One thing that we're able to do is to look at the prior work experience of all of these founders. We have all these founders in America, and we are able to, through payroll records, look at where they used to work. And what you see is that your batting average, your chance at a home run when you start a company, goes up dramatically if you have worked in exactly the same sector in which you start the company. Another way to say that is if you haven't worked in the sector in which you started the company, your probability of success is much lower. And, moreover, the longer you've worked in that sector, the greater your probability of success. That doesn't look like financial capital. That's not about your personal savings. It does then point, at least in part, to industry specific human capital or social capital that is a big advantage. 

AEA: What are your expectations that your research could dispel some of these myths and maybe open the minds of some venture capitalists?

Jones: I kind of expected that when we wrote this, we might get some pushback from venture capitalists who have a different investing model.
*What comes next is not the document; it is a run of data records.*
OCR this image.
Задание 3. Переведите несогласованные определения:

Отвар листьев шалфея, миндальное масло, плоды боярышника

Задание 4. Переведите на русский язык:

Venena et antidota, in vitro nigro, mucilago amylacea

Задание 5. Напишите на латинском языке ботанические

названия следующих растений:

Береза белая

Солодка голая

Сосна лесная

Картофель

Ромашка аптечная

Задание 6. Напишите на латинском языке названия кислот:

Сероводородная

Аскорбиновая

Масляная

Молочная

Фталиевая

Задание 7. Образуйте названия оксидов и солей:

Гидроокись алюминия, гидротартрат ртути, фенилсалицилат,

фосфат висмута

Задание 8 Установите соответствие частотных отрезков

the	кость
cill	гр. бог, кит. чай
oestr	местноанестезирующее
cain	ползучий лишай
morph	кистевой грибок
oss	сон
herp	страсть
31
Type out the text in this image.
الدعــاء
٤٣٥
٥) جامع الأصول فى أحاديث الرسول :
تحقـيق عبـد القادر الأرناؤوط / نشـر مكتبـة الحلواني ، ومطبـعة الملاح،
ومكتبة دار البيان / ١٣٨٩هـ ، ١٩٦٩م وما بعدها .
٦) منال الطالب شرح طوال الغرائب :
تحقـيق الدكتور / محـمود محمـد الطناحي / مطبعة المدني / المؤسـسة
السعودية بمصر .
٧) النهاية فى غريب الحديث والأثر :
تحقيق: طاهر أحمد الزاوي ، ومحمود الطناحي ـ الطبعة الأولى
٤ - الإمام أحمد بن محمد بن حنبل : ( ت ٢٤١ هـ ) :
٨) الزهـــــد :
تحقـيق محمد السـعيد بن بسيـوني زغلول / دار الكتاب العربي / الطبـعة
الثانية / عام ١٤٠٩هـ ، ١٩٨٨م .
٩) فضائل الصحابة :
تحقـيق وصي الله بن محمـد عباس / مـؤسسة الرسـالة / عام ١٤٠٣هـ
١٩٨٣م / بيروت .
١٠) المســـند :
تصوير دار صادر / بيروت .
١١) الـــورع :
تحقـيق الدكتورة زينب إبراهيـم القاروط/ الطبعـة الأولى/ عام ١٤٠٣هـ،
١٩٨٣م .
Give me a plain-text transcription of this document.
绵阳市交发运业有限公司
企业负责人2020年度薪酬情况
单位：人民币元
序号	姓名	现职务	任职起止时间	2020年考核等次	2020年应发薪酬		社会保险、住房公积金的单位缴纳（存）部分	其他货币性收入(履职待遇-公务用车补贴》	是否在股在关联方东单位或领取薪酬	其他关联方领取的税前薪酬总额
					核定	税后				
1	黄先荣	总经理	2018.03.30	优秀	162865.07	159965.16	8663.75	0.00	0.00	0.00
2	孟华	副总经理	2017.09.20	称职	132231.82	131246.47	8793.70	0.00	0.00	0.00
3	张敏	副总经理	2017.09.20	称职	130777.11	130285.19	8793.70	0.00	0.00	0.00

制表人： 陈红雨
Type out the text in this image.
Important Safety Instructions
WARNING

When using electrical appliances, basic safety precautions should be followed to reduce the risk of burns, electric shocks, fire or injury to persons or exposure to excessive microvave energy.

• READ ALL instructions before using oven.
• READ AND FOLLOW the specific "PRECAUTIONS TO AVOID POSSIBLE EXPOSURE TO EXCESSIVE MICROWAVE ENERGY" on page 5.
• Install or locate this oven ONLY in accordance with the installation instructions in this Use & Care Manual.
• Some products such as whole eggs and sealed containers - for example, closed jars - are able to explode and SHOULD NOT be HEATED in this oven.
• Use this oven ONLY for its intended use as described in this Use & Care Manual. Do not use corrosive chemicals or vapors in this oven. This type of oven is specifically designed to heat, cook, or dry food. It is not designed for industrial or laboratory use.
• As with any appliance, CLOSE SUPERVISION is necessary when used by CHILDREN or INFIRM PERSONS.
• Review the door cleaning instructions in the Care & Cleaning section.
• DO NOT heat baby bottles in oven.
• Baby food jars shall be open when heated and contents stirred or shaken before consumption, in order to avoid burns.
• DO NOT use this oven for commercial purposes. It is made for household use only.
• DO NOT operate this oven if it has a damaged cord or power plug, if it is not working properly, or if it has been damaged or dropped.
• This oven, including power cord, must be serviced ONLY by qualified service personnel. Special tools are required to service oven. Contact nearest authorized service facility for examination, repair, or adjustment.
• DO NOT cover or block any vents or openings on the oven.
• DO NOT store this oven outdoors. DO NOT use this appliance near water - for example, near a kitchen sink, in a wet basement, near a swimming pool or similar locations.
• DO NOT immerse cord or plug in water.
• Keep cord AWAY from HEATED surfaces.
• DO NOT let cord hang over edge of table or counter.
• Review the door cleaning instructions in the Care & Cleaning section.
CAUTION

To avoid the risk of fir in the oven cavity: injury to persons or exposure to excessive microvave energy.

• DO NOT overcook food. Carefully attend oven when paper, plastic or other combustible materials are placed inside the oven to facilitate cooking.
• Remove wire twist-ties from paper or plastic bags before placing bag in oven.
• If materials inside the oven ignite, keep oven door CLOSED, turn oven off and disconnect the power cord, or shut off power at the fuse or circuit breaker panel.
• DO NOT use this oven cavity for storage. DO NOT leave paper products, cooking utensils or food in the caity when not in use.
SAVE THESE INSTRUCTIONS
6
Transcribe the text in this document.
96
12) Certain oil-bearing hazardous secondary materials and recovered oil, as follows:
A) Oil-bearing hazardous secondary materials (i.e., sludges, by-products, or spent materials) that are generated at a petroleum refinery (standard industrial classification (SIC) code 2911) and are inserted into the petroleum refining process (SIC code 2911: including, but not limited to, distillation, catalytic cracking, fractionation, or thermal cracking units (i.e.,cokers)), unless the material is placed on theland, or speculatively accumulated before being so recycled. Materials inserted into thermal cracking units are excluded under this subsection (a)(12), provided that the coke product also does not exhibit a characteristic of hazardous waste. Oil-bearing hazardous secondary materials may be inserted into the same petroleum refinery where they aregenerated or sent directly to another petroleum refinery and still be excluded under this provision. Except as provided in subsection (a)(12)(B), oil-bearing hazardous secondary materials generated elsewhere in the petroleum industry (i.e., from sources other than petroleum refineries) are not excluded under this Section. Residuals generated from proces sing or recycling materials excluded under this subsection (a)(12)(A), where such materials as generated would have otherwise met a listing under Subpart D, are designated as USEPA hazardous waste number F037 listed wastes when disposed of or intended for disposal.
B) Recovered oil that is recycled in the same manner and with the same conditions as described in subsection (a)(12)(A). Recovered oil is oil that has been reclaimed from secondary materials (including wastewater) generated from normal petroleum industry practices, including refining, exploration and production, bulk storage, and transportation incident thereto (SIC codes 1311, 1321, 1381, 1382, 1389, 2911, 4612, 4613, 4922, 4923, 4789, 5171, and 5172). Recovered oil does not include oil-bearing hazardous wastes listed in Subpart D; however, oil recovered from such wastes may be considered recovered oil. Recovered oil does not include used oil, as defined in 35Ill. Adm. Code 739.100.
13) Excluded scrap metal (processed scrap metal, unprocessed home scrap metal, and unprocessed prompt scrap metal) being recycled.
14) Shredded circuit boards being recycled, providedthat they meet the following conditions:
But I've actually talked to a number of venture capitalists who seem to welcome these results. These are people who are betting money and they want to get the highest return they can. So they want to win that bet. But also, privately in talking with me, they say that this is quite consistent with their own experience and that when they invest in somewhat older, more seasoned people, things tend to go much better. 

There is Steve Jobs, and there is Bill Gates, and Mark Zuckerberg, and these people who start companies at very young ages. So, it's not that it's not possible. It is possible to start great companies at young ages. But then how do  you reconcile that with the overall findings. 

One way to think about this is that when people say young people have the advantage, this is actually a within-person claim. By which I mean, if you took a person like Steve Jobs, the claim that he was really good when he was young and then would be less good as he gets older. That is actually the view that everybody is at their best when they are very young and then they get worse. But if you look at Steve Jobs, for example, when did Apple really get its success? It really got its success much later after he'd left, and he came back to the iPod and the iPhone which isn't going to be introduced until he's in his late 40s or early 50s. In some sense, you might say wait a second, he was really good at a very young age, but he seems like he was even better in middle age. 

AEA: And yet, nobody ever talks about that. I guess people just like a good origin story.

Jones: I think it's sort of why people like Mozart. It's because it's unusual that it's fascinating. And the problem is that people then take the unusual cases, these anecdotes, and try to ascribe some generality to them, when in fact the reason they're sort of interesting is because they're not what's generally true. They are the exceptions.

“Age and High-Growth Entrepreneurship” appears in the March issue of the American Economic Review: Insights. Music in the audio is by Podington Bear.